Shilen Patel has effectively stabilised West Bromwich Albion on and off the pitch after taking over the club in early 2024.
That’s despite finishing 21st and losing two points in 2025/26. However, there is rising confidence about West Brom’s possibilities in a division with two additional play-off spots next season.
After years of financial turmoil under previous owner Guochuan Lai, Shilen Patel has undoubtedly brought a newfound sense of stability and, arguably, ambition to The Hawthorns. While promotion back to the Premier League has been difficult, there have been positive indicators that the club is making progress.
Sensible recruitment has largely followed, as has a greater emphasis on long-term sustainability and a desire to invest in the club’s future, all of which have helped restore supporters’ confidence. Patel has constantly emphasised the need of establishing West Brom on sound financial footings rather than chasing short-term success.
Shilen Patel explains the financial prospects for West Brom ahead of 2026/27.

His long-term moderate strategy could put the Baggies in a better position to contend for promotion in the coming seasons while remaining financially viable off the pitch. Since his arrival, Isaac Price, Mikey Johnston, and others have enjoyed significant commercial success.
Patel has since provided an update on the club’s financial situation, as West Brom seek to compete with parachute payout clubs like as Southampton, Burnley, West Ham United, and Wolverhampton Wanderers.
In an open letter on West Brom’s official website, Patel stated, “Our inherited Profitability and Sustainability (P&S) challenges have been exhaustively discussed and analysed for the last two-plus years, and nobody is happier than me to finally put that conversation in the past.”We confronted the P&S chasm full on,
selling players and resetting the pay bill while rebuilding the men’s first-team group for long-term success. After a disappointing two-point deduction, we may now prioritise our own budget and preferences over external constraints.I understand and connect with fans’
displeasure and disappointment with many aspects of the sanctions and the process leading up to them. I am still happy of how the entire club worked together to minimise a breach that was previously estimated to cost tens of millions of dollars, and I believe that the emphasis we placed on compliance and open conversation with the CFRU was exemplary.
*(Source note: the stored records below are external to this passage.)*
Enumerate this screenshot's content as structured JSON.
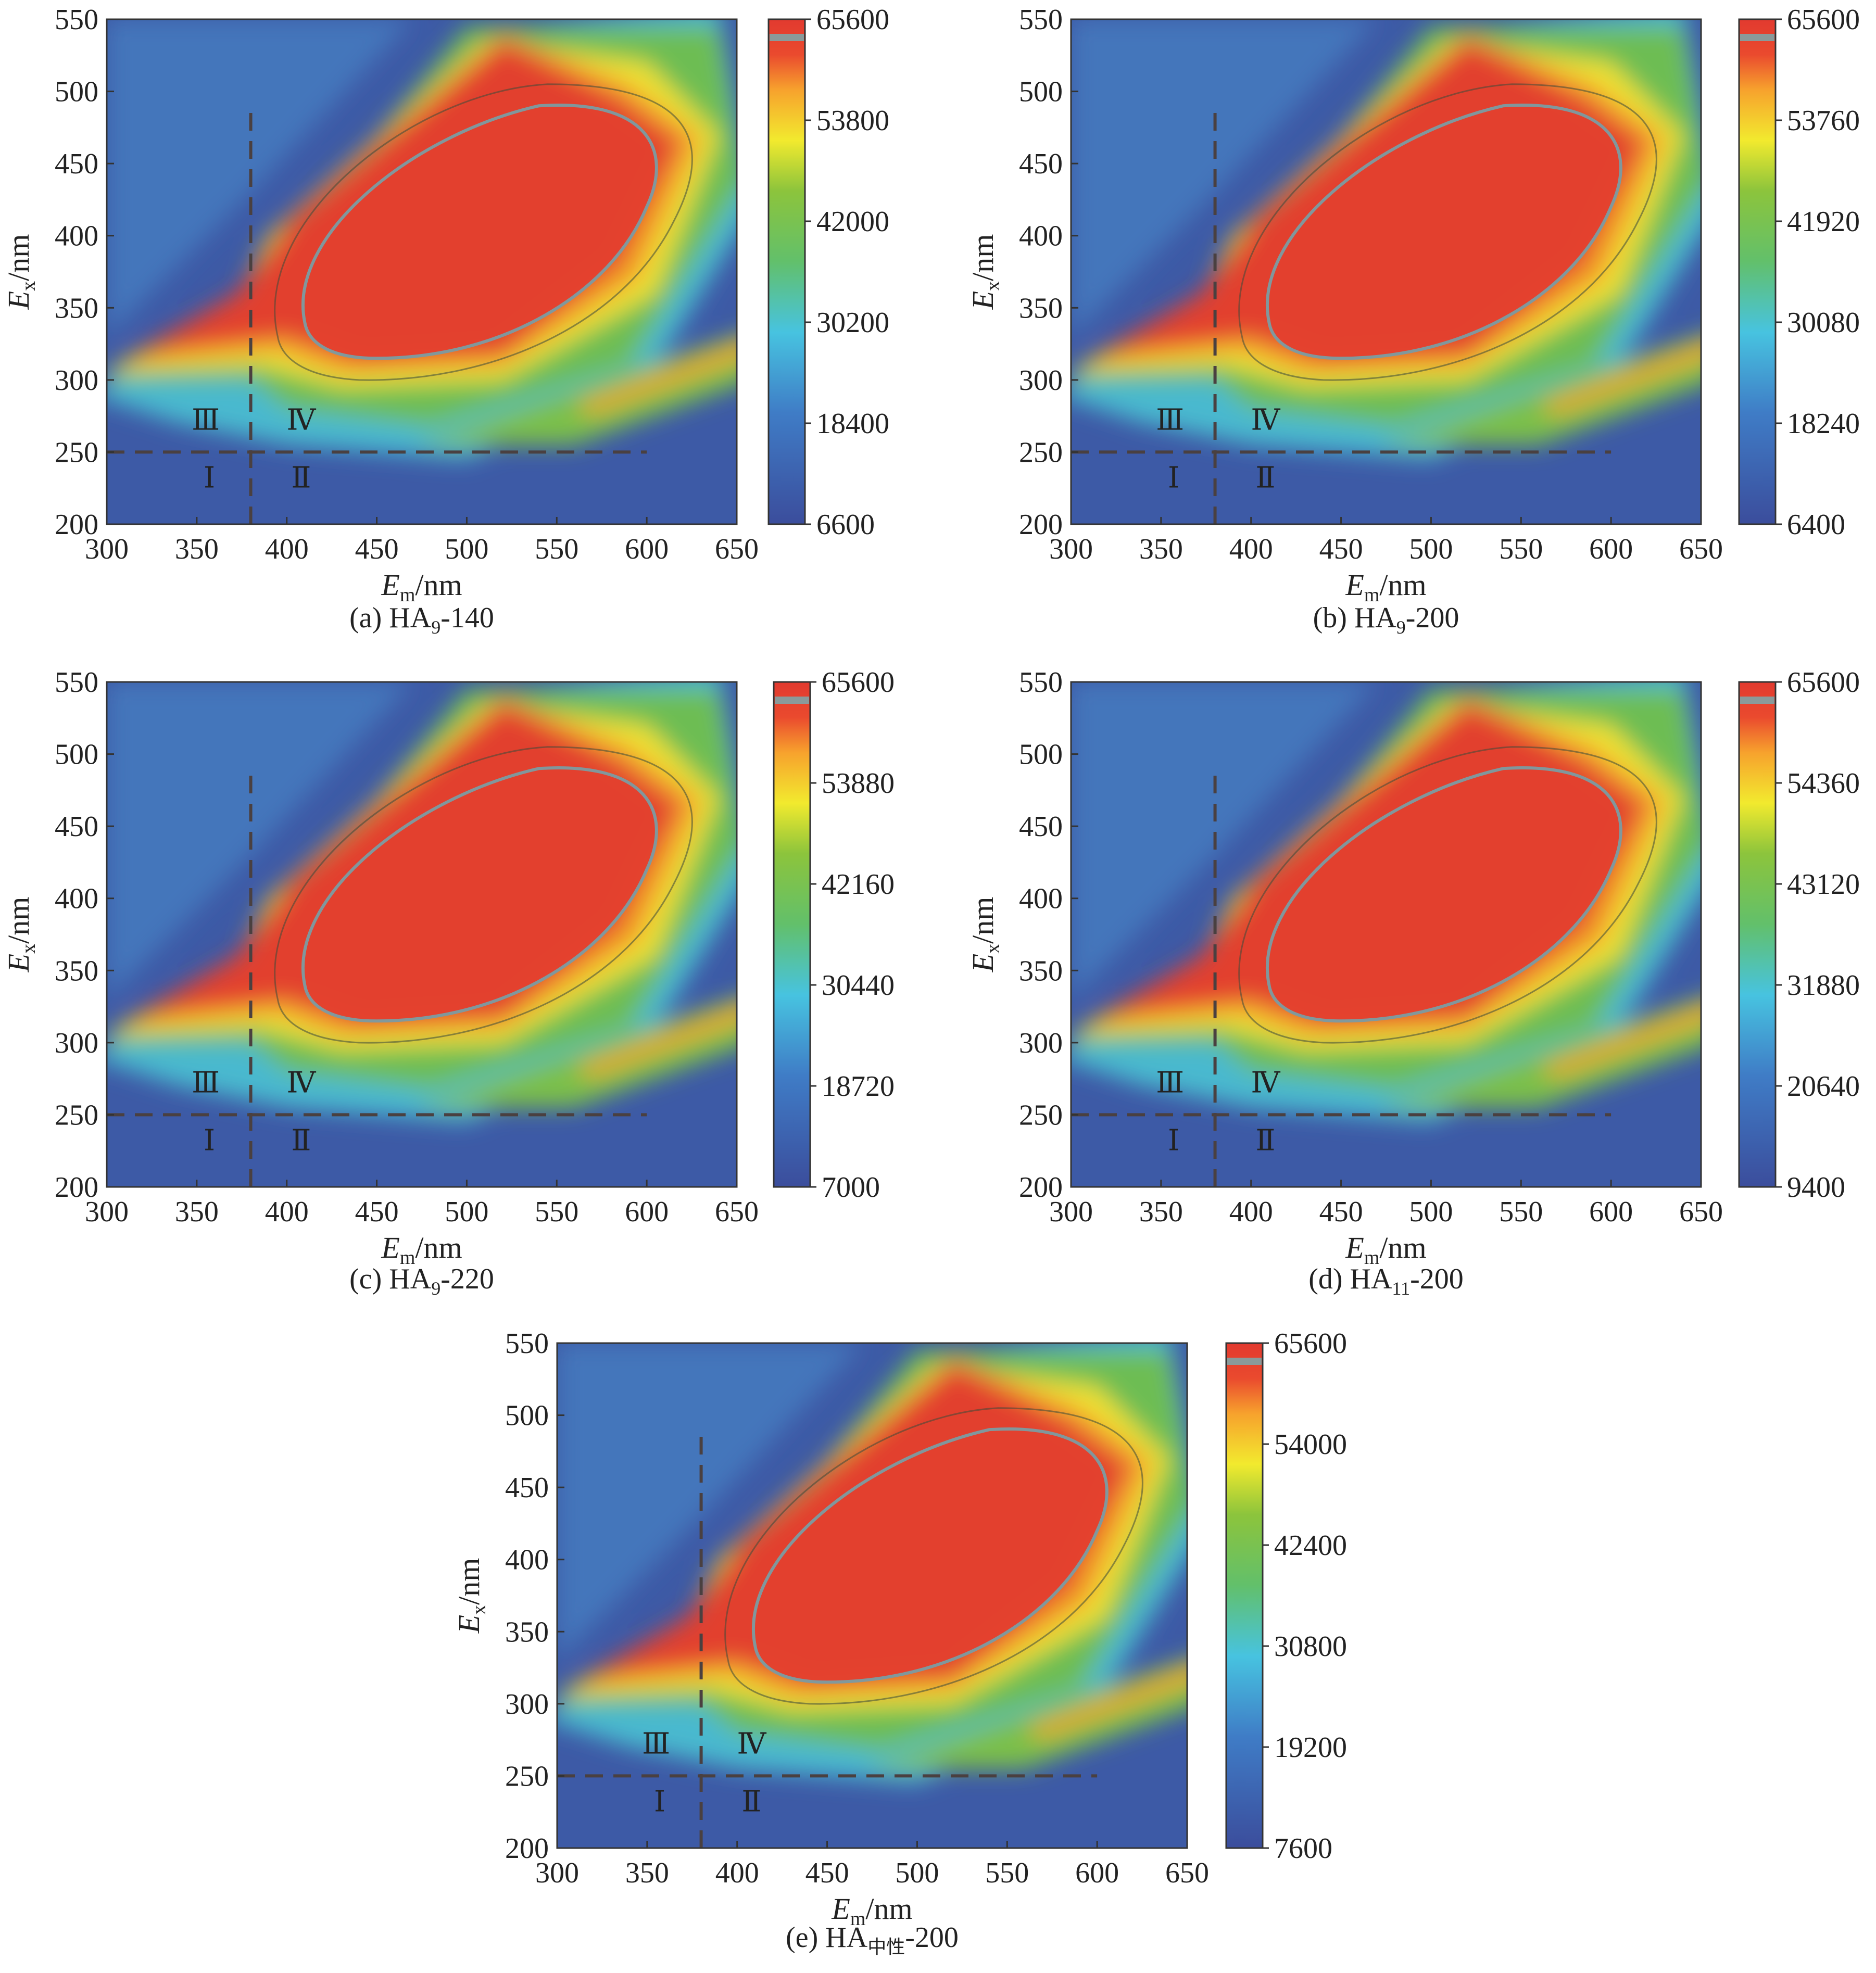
{
  "figure": {
    "panels": [
      {
        "id": "a",
        "caption": {
          "prefix": "(a) HA",
          "sub": "9",
          "suffix": "-140"
        },
        "colorbar": {
          "min": 6600,
          "max": 65600,
          "ticks": [
            "65600",
            "53800",
            "42000",
            "30200",
            "18400",
            "6600"
          ]
        }
      },
      {
        "id": "b",
        "caption": {
          "prefix": "(b) HA",
          "sub": "9",
          "suffix": "-200"
        },
        "colorbar": {
          "min": 6400,
          "max": 65600,
          "ticks": [
            "65600",
            "53760",
            "41920",
            "30080",
            "18240",
            "6400"
          ]
        }
      },
      {
        "id": "c",
        "caption": {
          "prefix": "(c) HA",
          "sub": "9",
          "suffix": "-220"
        },
        "colorbar": {
          "min": 7000,
          "max": 65600,
          "ticks": [
            "65600",
            "53880",
            "42160",
            "30440",
            "18720",
            "7000"
          ]
        }
      },
      {
        "id": "d",
        "caption": {
          "prefix": "(d) HA",
          "sub": "11",
          "suffix": "-200"
        },
        "colorbar": {
          "min": 9400,
          "max": 65600,
          "ticks": [
            "65600",
            "54360",
            "43120",
            "31880",
            "20640",
            "9400"
          ]
        }
      },
      {
        "id": "e",
        "caption": {
          "prefix": "(e) HA",
          "sub": "中性",
          "suffix": "-200"
        },
        "colorbar": {
          "min": 7600,
          "max": 65600,
          "ticks": [
            "65600",
            "54000",
            "42400",
            "30800",
            "19200",
            "7600"
          ]
        }
      }
    ]
  },
  "chart_data": {
    "type": "heatmap",
    "title": "",
    "xlabel": {
      "symbol": "E",
      "sub": "m",
      "unit": "/nm"
    },
    "ylabel": {
      "symbol": "E",
      "sub": "x",
      "unit": "/nm"
    },
    "xlim": [
      300,
      650
    ],
    "ylim": [
      200,
      550
    ],
    "x_ticks": [
      "300",
      "350",
      "400",
      "450",
      "500",
      "550",
      "600",
      "650"
    ],
    "y_ticks": [
      "550",
      "500",
      "450",
      "400",
      "350",
      "300",
      "250",
      "200"
    ],
    "region_divider": {
      "em": 380,
      "ex": 250,
      "em_end": 600,
      "ex_end": 490
    },
    "regions": [
      {
        "label": "Ⅲ",
        "em": 355,
        "ex": 272
      },
      {
        "label": "Ⅳ",
        "em": 408,
        "ex": 272
      },
      {
        "label": "Ⅰ",
        "em": 357,
        "ex": 232
      },
      {
        "label": "Ⅱ",
        "em": 408,
        "ex": 232
      }
    ],
    "peaks": [
      {
        "name": "main",
        "em": 500,
        "ex": 400,
        "intensity": "max"
      },
      {
        "name": "secondary-band",
        "em": 600,
        "ex": 300,
        "intensity": "medium"
      }
    ]
  }
}
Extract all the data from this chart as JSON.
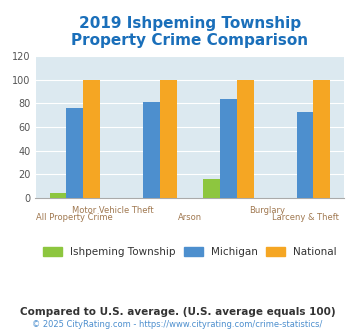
{
  "title": "2019 Ishpeming Township\nProperty Crime Comparison",
  "title_color": "#1a6fba",
  "title_fontsize": 11,
  "series": {
    "Ishpeming Township": [
      4,
      0,
      16,
      0
    ],
    "Michigan": [
      76,
      81,
      84,
      73
    ],
    "National": [
      100,
      100,
      100,
      100
    ]
  },
  "colors": {
    "Ishpeming Township": "#8dc63f",
    "Michigan": "#4d8fce",
    "National": "#f5a623"
  },
  "ylim": [
    0,
    120
  ],
  "yticks": [
    0,
    20,
    40,
    60,
    80,
    100,
    120
  ],
  "plot_bg": "#dce9f0",
  "grid_color": "#ffffff",
  "footer_note": "Compared to U.S. average. (U.S. average equals 100)",
  "footer_note_color": "#333333",
  "footer_note_fontsize": 7.5,
  "copyright_text": "© 2025 CityRating.com - https://www.cityrating.com/crime-statistics/",
  "copyright_color": "#4d8fce",
  "copyright_fontsize": 6,
  "legend_labels": [
    "Ishpeming Township",
    "Michigan",
    "National"
  ],
  "xlabel_color": "#a07850",
  "bar_width": 0.22
}
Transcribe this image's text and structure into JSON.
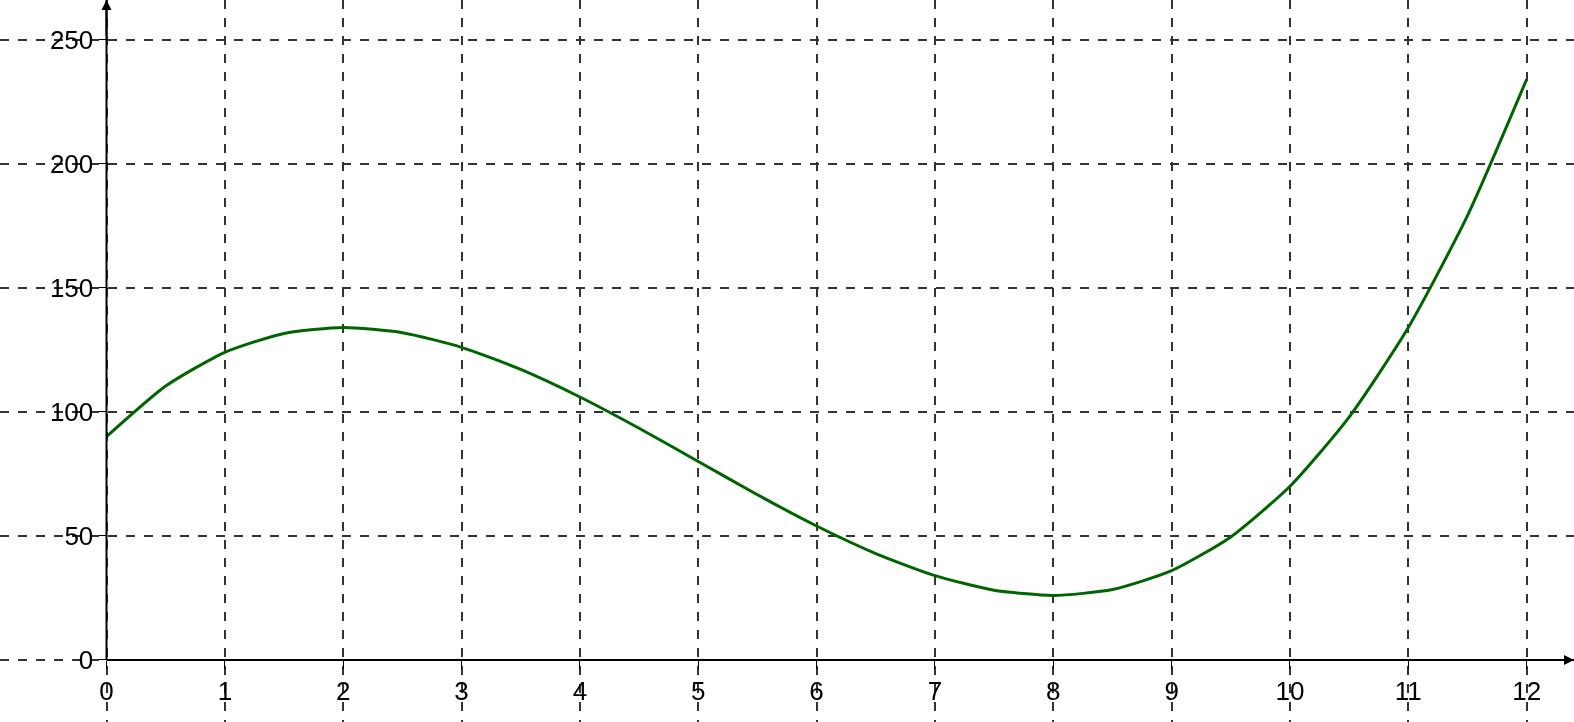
{
  "chart_data": {
    "type": "line",
    "x": [
      0,
      0.5,
      1,
      1.5,
      2,
      2.5,
      3,
      3.5,
      4,
      4.5,
      5,
      5.5,
      6,
      6.5,
      7,
      7.5,
      8,
      8.5,
      9,
      9.5,
      10,
      10.5,
      11,
      11.5,
      12
    ],
    "series": [
      {
        "color": "#006400",
        "values": [
          90,
          110.4,
          124,
          131.6,
          134,
          131.9,
          126,
          117.1,
          106,
          93.4,
          80,
          66.6,
          54,
          42.9,
          34,
          28.1,
          26,
          28.4,
          36,
          49.6,
          70,
          97.9,
          134,
          179.1,
          234
        ]
      }
    ],
    "xlim": [
      -0.9,
      12.4
    ],
    "ylim": [
      -25,
      266
    ],
    "xticks": [
      0,
      1,
      2,
      3,
      4,
      5,
      6,
      7,
      8,
      9,
      10,
      11,
      12
    ],
    "yticks": [
      0,
      50,
      100,
      150,
      200,
      250
    ],
    "grid": true,
    "marker": "none",
    "line_style": "solid"
  }
}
“Regardless of how we feel about the verdict, we put ourselves in a situation where the deduction did not alter our season and an appeal would not influence our future. We prioritise investing in players and infrastructure over attorneys and hearings to enhance the club’s future.On May 15,
there was a vote that confirmed what we had long suspected: the Championship would transition to new Squad Cost Ratio (SCR) guidelines for squad spending. This is a move we have been preparing for since before the 24/25 season, and we are certain that we can carry out our strategy within the new constraints.”
Why West Brom will gain more from SCR than PSR in the Championship

The Championship’s shift from P&S (or PSR) to SCR restrictions could benefit many of the division’s current clubs, including West Brom. Rather than focusing solely on accounting earnings and losses over a multi-year period, SCR prioritises ensuring salary bills and squad-related spending are commensurate to a club’s football revenue.
This should reward well-managed clubs with sustainable financial models over those that rely significantly on owner investment or one-time player transactions. This is how they have been operating for some time under Patel. The Baggies, who have spent recent years meticulously strengthening their financial position under Patel, should benefit greatly from this shift.
Patel has constantly stressed sustainability above extravagant spending, which means the Baggies may be in a better position to invest wisely while being compliant. If properly handled, SCR might help create a more level playing field, allowing West Brom to compete without being hampered by the residual consequences of earlier financial issues.
Another significant feature of the new SCR framework is the freedom it provides owners to assist their clubs. Championship owners will be able to infuse up to ยฃ33 million in equity over a three-year period, with a maximum of ยฃ15 million in any single season, and that funding will count against a club’s spending allocation.
In comparison to other smaller clubs in the league, this could be especially crucial for West Brom under Patel. Rather than being severely limited by prior accounting losses under PSR, Patel now has a clearly defined process for investing his personal money in the club while adhering to the new financial structure.